As likely as it is that this is Blizzard's fault, I'm going to side with them, and blame Time Warner, as I dislike them almost as much as I dislike AT&T.
 
Knowing how Blizzard has behaved in the past I can easily believe this. Blizzard blames anyone they can lately for their own faults. Remember when they constantly complained about Hardware Accelerated sound and then removed it from the game entirely.

Indeed. Blizzard is the master of "It's someone elses fault," "You're doing it wrong," and they're favorite "It's working as intended."
 
As likely as it is that this is Blizzard's fault, I'm going to side with them, and blame Time Warner, as I dislike them almost as much as I dislike AT&T.

Ok wait this is NOT a flame toward you or anything like that I just want to make sure that I read this right. BUT you blame Time Warner just because you dislike them or is there a reason behind this??

I am more apt to agree with Time Warner because I know of the things that Blizz has done in the past.
 
Ok wait this is NOT a flame toward you or anything like that I just want to make sure that I read this right. BUT you blame Time Warner just because you dislike them or is there a reason behind this??
QUOTE]

Welcome to the internet, I will be your personal tour guide, please keep in mind idiots control most of the regions here, it is advised to keep all limbs within confinement of the transportation device at all times.
 
Who cares about the east coast servers. When are they going to fix the evading dragonmaw transporter bug dammit :p
 
I got a better idea...just shut down ALL the servers so I can get my pr0n and torrents at "intended" speeds.

Oops...sorry about the sarcasm puddle on the floor.


By the looks of it, TW is to blame...to a degree. They say it isn't their fault since the lag occurs "off of their network" but if you notice how he describes it, it appears to be the fault(s) of border routers that connect their network with the internet backbone...so wouldn't that make it their problem?
 
The TW guy's response was interesting, considering that the trace may not have been on their network, or after their hops. But it could have contributed it. If the trace goes Home 18ms ->TWC 18ms ->Verizon 130ms.. The rise in time would be from the TWC to Verizon.... Maybe I'm wrong....
 
You do realize that there are a lot of people switching to Verizon FIOS and no longer having a problem? You think Blizzard is filtering TW IP addresses?

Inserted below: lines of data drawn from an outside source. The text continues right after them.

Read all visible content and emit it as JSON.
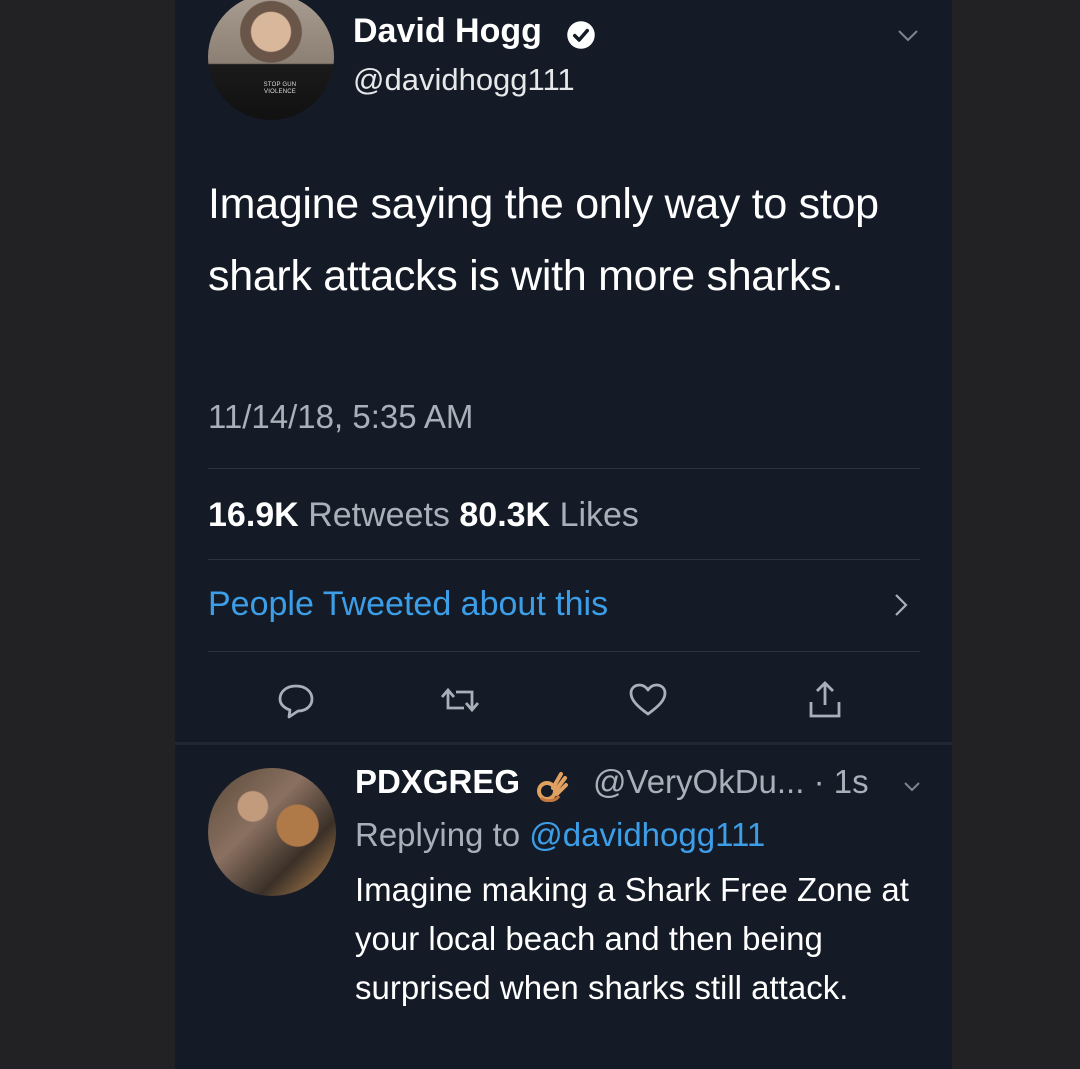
{
  "tweet": {
    "author_name": "David Hogg",
    "author_handle": "@davidhogg111",
    "avatar_shirt_text": "STOP GUN VIOLENCE",
    "text": "Imagine saying the only way to stop shark attacks is with more sharks.",
    "timestamp": "11/14/18, 5:35 AM",
    "retweets_count": "16.9K",
    "retweets_label": "Retweets",
    "likes_count": "80.3K",
    "likes_label": "Likes",
    "people_tweeted": "People Tweeted about this"
  },
  "actions": {
    "reply": "reply-icon",
    "retweet": "retweet-icon",
    "like": "heart-icon",
    "share": "share-icon"
  },
  "reply": {
    "author_name": "PDXGREG",
    "author_handle": "@VeryOkDu...",
    "time": "· 1s",
    "replying_to_label": "Replying to",
    "replying_to_handle": "@davidhogg111",
    "text": "Imagine making a Shark Free Zone at your local beach and then being surprised when sharks still attack."
  },
  "colors": {
    "background": "#141b26",
    "link": "#3d9ee8",
    "muted": "#a8b0b9"
  }
}
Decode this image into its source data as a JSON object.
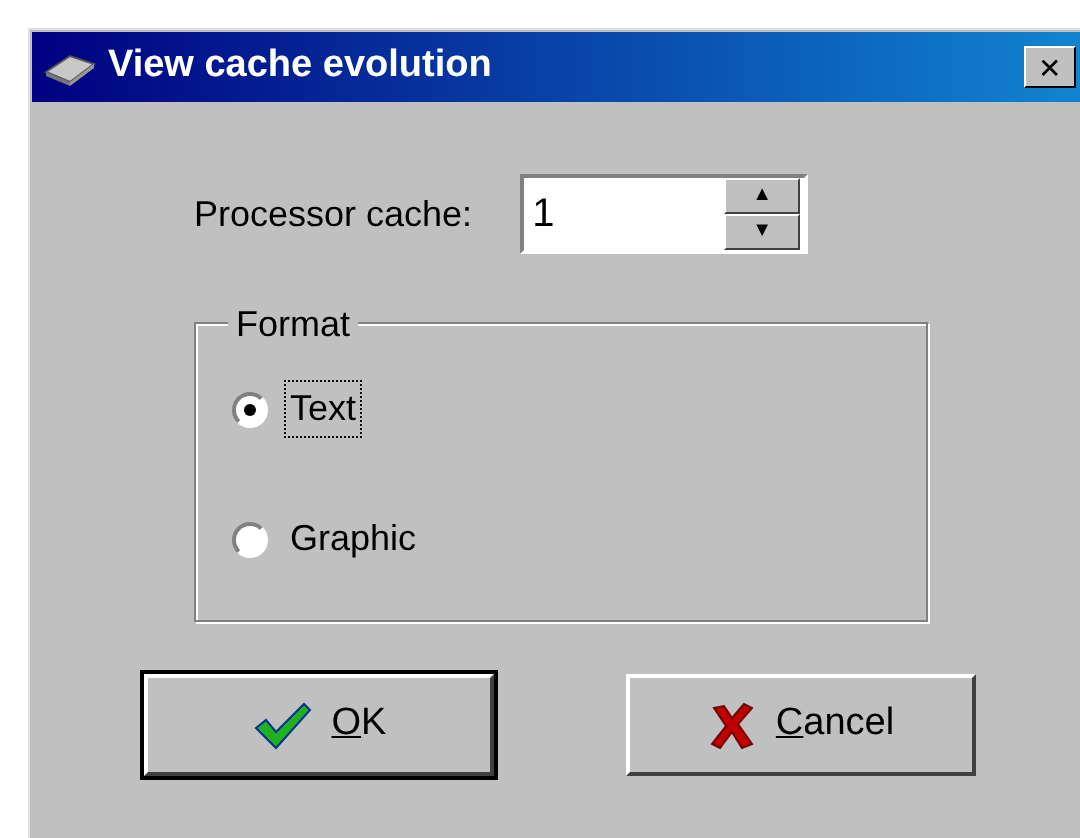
{
  "window": {
    "title": "View cache evolution",
    "close": "✕"
  },
  "processor_cache": {
    "label": "Processor cache:",
    "value": "1",
    "up": "▲",
    "down": "▼"
  },
  "format": {
    "title": "Format",
    "options": [
      {
        "label": "Text",
        "selected": true,
        "focused": true
      },
      {
        "label": "Graphic",
        "selected": false,
        "focused": false
      }
    ]
  },
  "buttons": [
    {
      "kind": "ok",
      "label": "OK",
      "default": true,
      "mnemonic_underlined": true
    },
    {
      "kind": "cancel",
      "label": "Cancel",
      "default": false,
      "mnemonic_underlined": true
    }
  ]
}
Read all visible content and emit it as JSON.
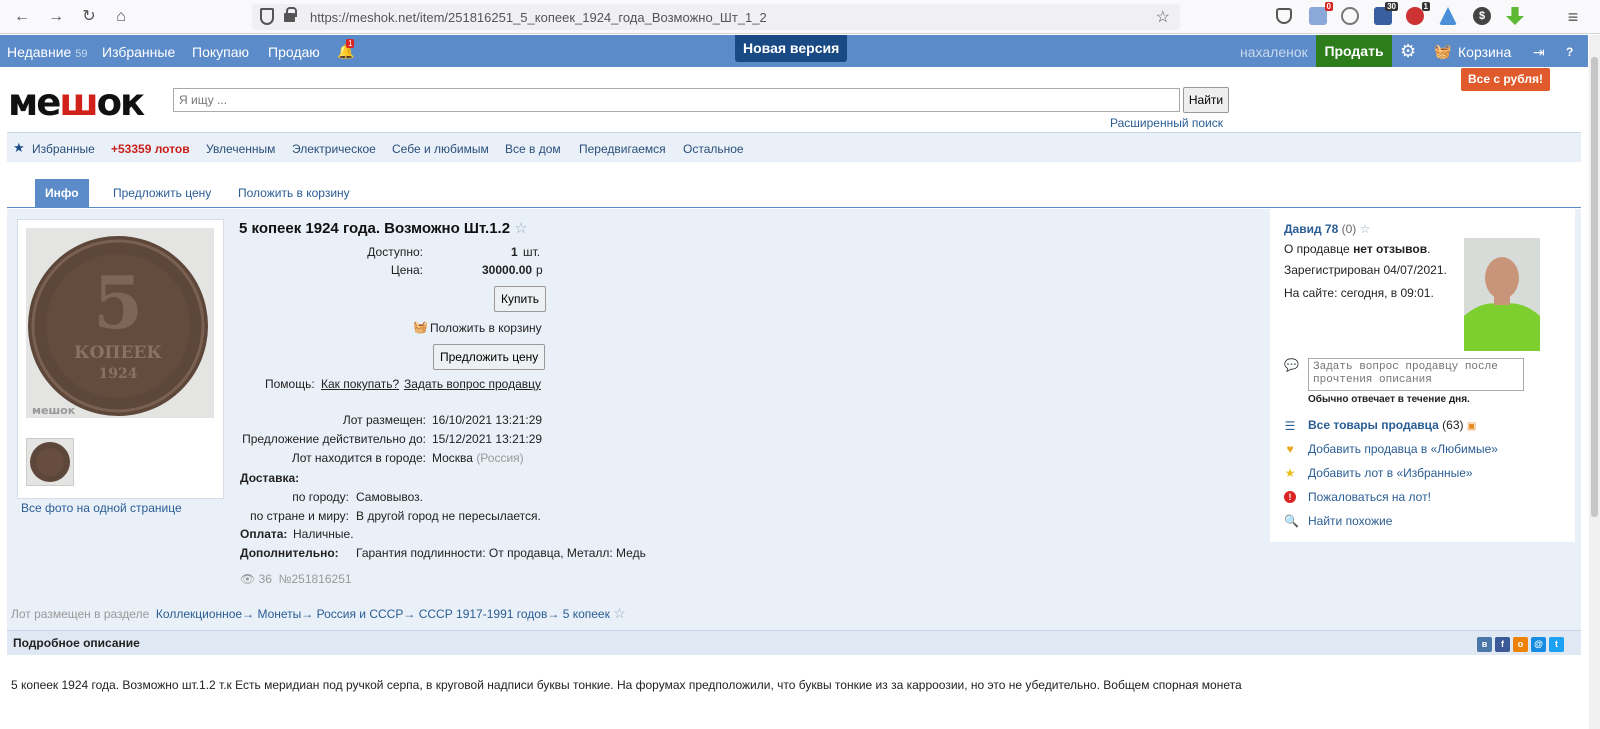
{
  "browser": {
    "url": "https://meshok.net/item/251816251_5_копеек_1924_года_Возможно_Шт_1_2",
    "ext_badges": [
      "0",
      "30",
      "1"
    ]
  },
  "topnav": {
    "recent": "Недавние",
    "recent_count": "59",
    "favorites": "Избранные",
    "buying": "Покупаю",
    "selling": "Продаю",
    "bell_count": "1",
    "new_version": "Новая версия",
    "username": "нахаленок",
    "sell": "Продать",
    "cart": "Корзина",
    "all_from_ruble": "Все с рубля!"
  },
  "logo": {
    "text_left": "ме",
    "text_hl": "ш",
    "text_right": "ок"
  },
  "search": {
    "placeholder": "Я ищу ...",
    "button": "Найти",
    "advanced": "Расширенный поиск"
  },
  "categories": {
    "favorites": "Избранные",
    "lots": "+53359 лотов",
    "items": [
      "Увлеченным",
      "Электрическое",
      "Себе и любимым",
      "Все в дом",
      "Передвигаемся",
      "Остальное"
    ]
  },
  "tabs": [
    "Инфо",
    "Предложить цену",
    "Положить в корзину"
  ],
  "photos": {
    "coin_num": "5",
    "coin_word": "КОПЕЕК",
    "coin_year": "1924",
    "watermark": "мешок",
    "all_photos": "Все фото на одной странице"
  },
  "lot": {
    "title": "5 копеек 1924 года. Возможно Шт.1.2",
    "available_label": "Доступно:",
    "available_value": "1",
    "available_unit": "шт.",
    "price_label": "Цена:",
    "price_value": "30000.00",
    "price_unit": "р",
    "buy": "Купить",
    "add_to_cart": "Положить в корзину",
    "offer_price": "Предложить цену",
    "help_label": "Помощь:",
    "help_how": "Как покупать?",
    "help_ask": "Задать вопрос продавцу",
    "placed_label": "Лот размещен:",
    "placed_value": "16/10/2021 13:21:29",
    "valid_label": "Предложение действительно до:",
    "valid_value": "15/12/2021 13:21:29",
    "city_label": "Лот находится в городе:",
    "city_value": "Москва",
    "country": "(Россия)",
    "delivery_label": "Доставка:",
    "by_city_label": "по городу:",
    "by_city_value": "Самовывоз.",
    "by_country_label": "по стране и миру:",
    "by_country_value": "В другой город не пересылается.",
    "payment_label": "Оплата:",
    "payment_value": "Наличные.",
    "extra_label": "Дополнительно:",
    "extra_value": "Гарантия подлинности: От продавца, Металл: Медь",
    "views": "36",
    "lot_id": "№251816251"
  },
  "seller": {
    "name": "Давид 78",
    "rating": "(0)",
    "reviews_prefix": "О продавце",
    "reviews_bold": "нет отзывов",
    "registered": "Зарегистрирован 04/07/2021.",
    "online": "На сайте: сегодня, в 09:01.",
    "ask_placeholder": "Задать вопрос продавцу после прочтения описания",
    "response_time": "Обычно отвечает в течение дня.",
    "all_items": "Все товары продавца",
    "all_items_count": "(63)",
    "add_favorite_seller": "Добавить продавца в «Любимые»",
    "add_favorite_lot": "Добавить лот в «Избранные»",
    "complain": "Пожаловаться на лот!",
    "find_similar": "Найти похожие"
  },
  "breadcrumbs": {
    "prefix": "Лот размещен в разделе",
    "items": [
      "Коллекционное",
      "Монеты",
      "Россия и СССР",
      "СССР 1917-1991 годов",
      "5 копеек"
    ]
  },
  "description": {
    "header": "Подробное описание",
    "text": "5 копеек 1924 года. Возможно шт.1.2 т.к Есть меридиан под ручкой серпа, в круговой надписи буквы тонкие. На форумах предположили, что буквы тонкие из за карроозии, но это не убедительно. Вобщем спорная монета"
  },
  "colors": {
    "nav": "#5b8bc8",
    "sell": "#2e7d1c",
    "accent": "#e05a2b",
    "link": "#2a5d94"
  }
}
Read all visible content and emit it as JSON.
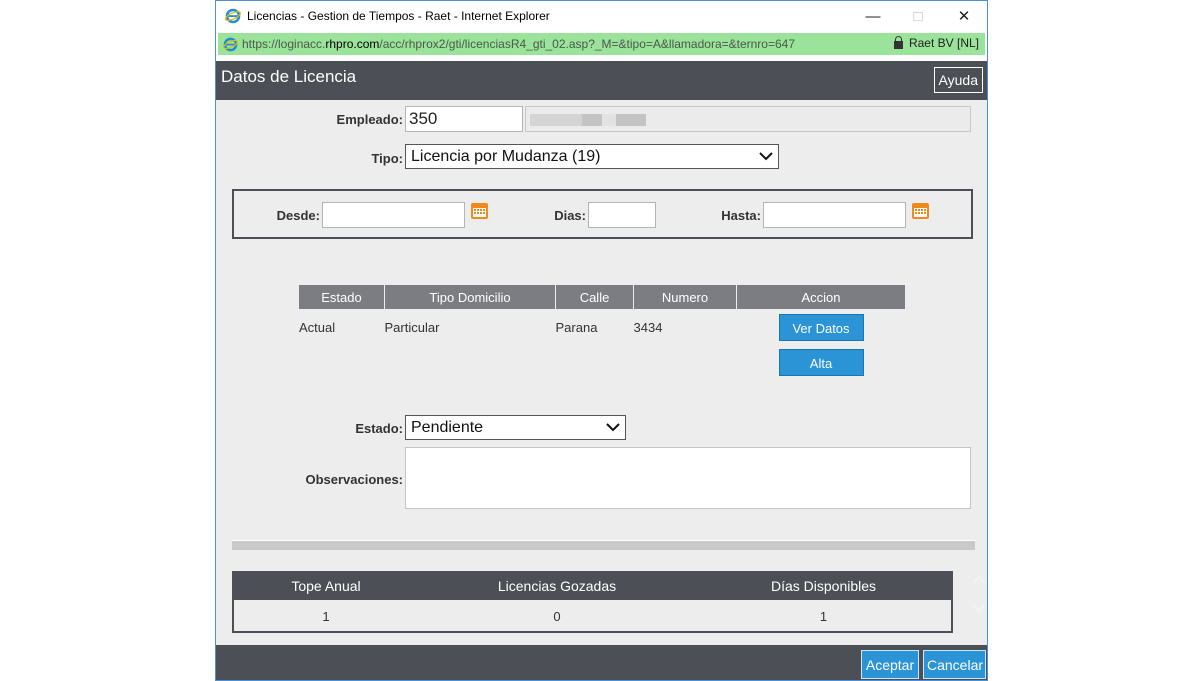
{
  "window": {
    "title": "Licencias - Gestion de Tiempos - Raet - Internet Explorer",
    "minimize": "—",
    "maximize": "□",
    "close": "✕"
  },
  "address_bar": {
    "url_scheme": "https://loginacc.",
    "url_domain": "rhpro.com",
    "url_path": "/acc/rhprox2/gti/licenciasR4_gti_02.asp?_M=&tipo=A&llamadora=&ternro=647",
    "cert_owner": "Raet BV [NL]"
  },
  "header": {
    "title": "Datos de Licencia",
    "help_label": "Ayuda"
  },
  "form": {
    "empleado_label": "Empleado:",
    "empleado_value": "350",
    "tipo_label": "Tipo:",
    "tipo_value": "Licencia por Mudanza (19)",
    "desde_label": "Desde:",
    "desde_value": "",
    "dias_label": "Dias:",
    "dias_value": "",
    "hasta_label": "Hasta:",
    "hasta_value": "",
    "estado_label": "Estado:",
    "estado_value": "Pendiente",
    "observaciones_label": "Observaciones:",
    "observaciones_value": ""
  },
  "domicilio_table": {
    "columns": [
      "Estado",
      "Tipo Domicilio",
      "Calle",
      "Numero",
      "Accion"
    ],
    "rows": [
      {
        "estado": "Actual",
        "tipo": "Particular",
        "calle": "Parana",
        "numero": "3434"
      }
    ],
    "ver_datos_label": "Ver Datos",
    "alta_label": "Alta"
  },
  "summary": {
    "columns": [
      "Tope Anual",
      "Licencias Gozadas",
      "Días Disponibles"
    ],
    "values": [
      "1",
      "0",
      "1"
    ]
  },
  "footer": {
    "accept_label": "Aceptar",
    "cancel_label": "Cancelar"
  },
  "colors": {
    "header_bg": "#4d4f56",
    "accent_blue": "#2a94d6",
    "address_green": "#9be29a"
  }
}
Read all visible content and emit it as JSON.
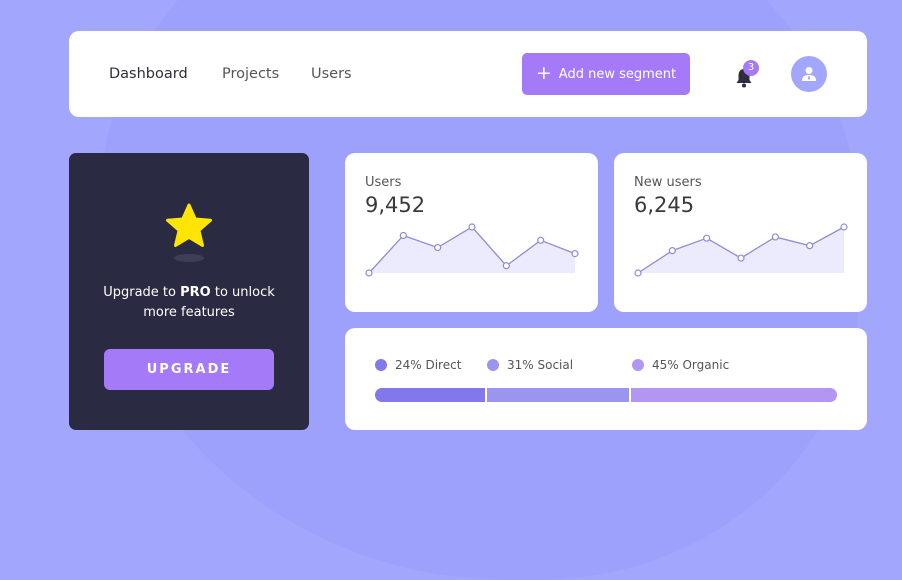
{
  "nav": [
    {
      "label": "Dashboard"
    },
    {
      "label": "Projects"
    },
    {
      "label": "Users"
    }
  ],
  "header": {
    "add_button_label": "Add new segment",
    "notification_count": "3",
    "accent_color": "#a47af8"
  },
  "promo": {
    "text_before": "Upgrade to ",
    "text_bold": "PRO",
    "text_after": " to unlock more features",
    "button_label": "UPGRADE",
    "icon": "star-icon"
  },
  "stats": [
    {
      "label": "Users",
      "value": "9,452",
      "series": [
        0,
        31,
        21,
        38,
        6,
        27,
        16
      ]
    },
    {
      "label": "New users",
      "value": "6,245",
      "series": [
        0,
        18,
        28,
        12,
        29,
        22,
        37
      ]
    }
  ],
  "sources": {
    "items": [
      {
        "label": "24% Direct",
        "percent": 24,
        "color": "#8278ec"
      },
      {
        "label": "31% Social",
        "percent": 31,
        "color": "#9a96f0"
      },
      {
        "label": "45% Organic",
        "percent": 45,
        "color": "#b396f1"
      }
    ]
  }
}
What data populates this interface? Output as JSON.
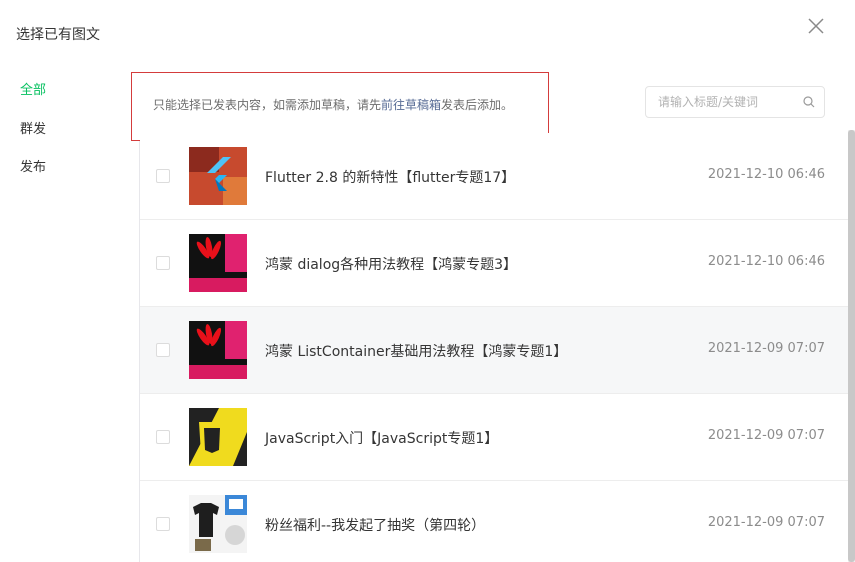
{
  "dialog": {
    "title": "选择已有图文"
  },
  "sidebar": {
    "items": [
      {
        "label": "全部",
        "active": true
      },
      {
        "label": "群发",
        "active": false
      },
      {
        "label": "发布",
        "active": false
      }
    ]
  },
  "notice": {
    "text_before": "只能选择已发表内容，如需添加草稿，请先",
    "link": "前往草稿箱",
    "text_after": "发表后添加。"
  },
  "search": {
    "placeholder": "请输入标题/关键词"
  },
  "articles": [
    {
      "title": "Flutter 2.8 的新特性【flutter专题17】",
      "date": "2021-12-10 06:46",
      "thumb": "flutter"
    },
    {
      "title": "鸿蒙 dialog各种用法教程【鸿蒙专题3】",
      "date": "2021-12-10 06:46",
      "thumb": "harmony"
    },
    {
      "title": "鸿蒙   ListContainer基础用法教程【鸿蒙专题1】",
      "date": "2021-12-09 07:07",
      "thumb": "harmony"
    },
    {
      "title": "JavaScript入门【JavaScript专题1】",
      "date": "2021-12-09 07:07",
      "thumb": "javascript"
    },
    {
      "title": "粉丝福利--我发起了抽奖（第四轮）",
      "date": "2021-12-09 07:07",
      "thumb": "prize"
    }
  ],
  "colors": {
    "accent": "#07c160",
    "link": "#576b95",
    "highlight_border": "#d43c3c"
  }
}
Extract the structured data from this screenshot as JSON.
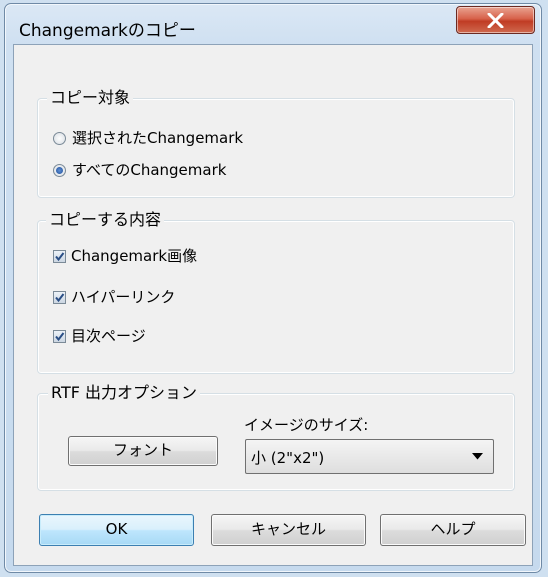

How else could that be explained?

Blizzard is not an ISP, they are a destination.
 
Welcome to the internet, I will be your personal tour guide, please keep in mind idiots control most of the regions here, it is advised to keep all limbs within confinement of the transportation device at all times.

hahahahhaha

Bone, that's totally going in my sig :D
 
How else could that be explained?

Internet traffic does not go straight from point A to point B. If you actually look at the traceroutes you see where the problem occurs. If Verizon has a different upstream provider it will take a different route. It's like blaming your city's DOT, since they provide the roads getting to the interstate for a delay on the interstate the next county over. Unfortunately very few people can seemingly grasp the concept that problems on the internet aren't usually just either A or Z but easily anything in between them.
 
Internet traffic does not go straight from point A to point B. If you actually look at the traceroutes you see where the problem occurs. If Verizon has a different upstream provider it will take a different route. It's like blaming your city's DOT, since they provide the roads getting to the interstate for a delay on the interstate the next county over. Unfortunately very few people can seemingly grasp the concept that problems on the internet aren't usually just either A or Z but easily anything in between them.

This is correct. In the case of TW they have to buy transit services from the ILEC carriers such AT&T or Verizon. Verizon FiOS service is directly connected to the Verizon Business (old MCI/Worldcom/UUnet) backbone so most of their customers stay directly in the Verizon network until such time that they hit the peering point to the destination they need to go.